Pio XII, Manuel Cavaleiro de Ferreira

Manuel Cavaleiro de Ferreira na audiência com Pio XII, na cidade do Vaticano, em 16 de Dezembro de 1952

 

Discurso: A Paz

Dentro de breves dias, por entre os esplendores da liturgia e em grandiosa manifestação de fé, encerrar-se-á em Fátima o Ano Santo. A Fé não é uma simples expressão emocional do Espírito; porque constitui o seu fundamento, abarca-o na sua totalidade e domina o entendimento e a vontade. A secularização do saber, a separação da cultura da Fé, originou uma generalizada incompreensão da verdade; importa que o conhecimento esclarecido ilumine toda a exteriorização da fé. Por isso, o Papa Pio XII, em vigilante luta com os males do século, quis que o encerramento do Ano Santo em Fátima, fosse precedido duma meditação sobre a Mensagem de Fátima e a Paz, para que aquela, sendo mais claramente ouvida, possa ser ainda mais profundamente sentida. O tema central do Congresso Internacional teria de ser, assim, o próprio conteúdo da Mensagem de Fátima, a Paz: paz na família, paz no trabalho, paz no mundo.
A paz é um conceito de relação; é a ligação com os outros, na família, na organização profissional, na comunidade nacional que não somente revela, mas condiciona e delimita a posição moral do homem, o qual só se encontra a si mesmo e aperfeiçoa e completa o seu destino no amor do próximo, no amor do amigo e no amor do inimigo. Afigura-se a característica mais profunda e aparentemente paradoxal do humano, que pelas ligações sociais, pela vida fora de nós se afira o valor da personalidade moral. Na natureza social do homem assenta a sua responsabilidade, ou por outras palavras, as sociedades são uma realidade moral, que se impõe aos seus membros. Ignorada ou repelida, por deformação da cultura, por desvio das paixões, ou por fraqueza da vontade, a realidade ontológica das estruturas sociais que enquadram o homem, o formam e lhe delimitam o destino e o dever, esfuma-se, e desaparece a própria ordem moral.
A enunciação do tema do Congresso Internacional da Mensagem de Fátima desde logo faz realçar este aspecto fundamental. É na organização familiar, económica e política, na responsabilidade que delas deriva para os homens, que importa estabelecer a paz.
Irá o Congresso, pela lição de eminentes congressistas, e nas suas diferentes secções apontar males e erros, ponderar e esclarecer os deveres de todos e de cada um, e fazer ressurgir mais nitidamente a virtude cristã da esperança.

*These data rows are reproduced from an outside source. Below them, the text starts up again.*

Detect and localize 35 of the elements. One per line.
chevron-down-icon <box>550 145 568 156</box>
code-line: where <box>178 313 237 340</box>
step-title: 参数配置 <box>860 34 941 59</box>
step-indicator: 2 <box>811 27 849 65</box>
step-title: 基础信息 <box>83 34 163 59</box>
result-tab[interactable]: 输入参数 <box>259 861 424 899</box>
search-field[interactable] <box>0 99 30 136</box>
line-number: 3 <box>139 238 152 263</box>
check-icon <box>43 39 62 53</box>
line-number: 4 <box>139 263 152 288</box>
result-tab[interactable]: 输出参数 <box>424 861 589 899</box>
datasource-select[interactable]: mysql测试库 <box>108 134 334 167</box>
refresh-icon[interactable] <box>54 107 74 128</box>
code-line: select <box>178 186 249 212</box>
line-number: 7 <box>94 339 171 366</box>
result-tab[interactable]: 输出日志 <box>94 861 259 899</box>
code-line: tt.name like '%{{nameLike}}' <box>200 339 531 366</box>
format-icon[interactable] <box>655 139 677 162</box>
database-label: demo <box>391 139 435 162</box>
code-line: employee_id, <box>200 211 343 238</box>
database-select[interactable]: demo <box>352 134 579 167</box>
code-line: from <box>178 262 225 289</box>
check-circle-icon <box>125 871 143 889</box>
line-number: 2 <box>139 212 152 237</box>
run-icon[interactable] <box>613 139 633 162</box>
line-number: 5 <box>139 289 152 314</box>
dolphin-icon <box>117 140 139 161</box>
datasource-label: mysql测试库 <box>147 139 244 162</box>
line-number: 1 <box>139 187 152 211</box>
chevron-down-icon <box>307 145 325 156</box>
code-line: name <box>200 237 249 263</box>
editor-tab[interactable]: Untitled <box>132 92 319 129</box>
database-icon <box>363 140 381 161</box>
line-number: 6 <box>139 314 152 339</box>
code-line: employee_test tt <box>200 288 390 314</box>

Nesta sessão inaugural e por honroso convite de S. Excelência Revm.ª o Senhor Arcebispo de Metilene, Presidente da Comissão Executiva cumprir-me-ia acentuar o seu significado e oportunidade; pesa-me não o conseguir, mas tranquiliza-me a certeza de que decorrendo naturalmente essa demonstração da sequência do Congresso, a minha insuficiência a não afectará.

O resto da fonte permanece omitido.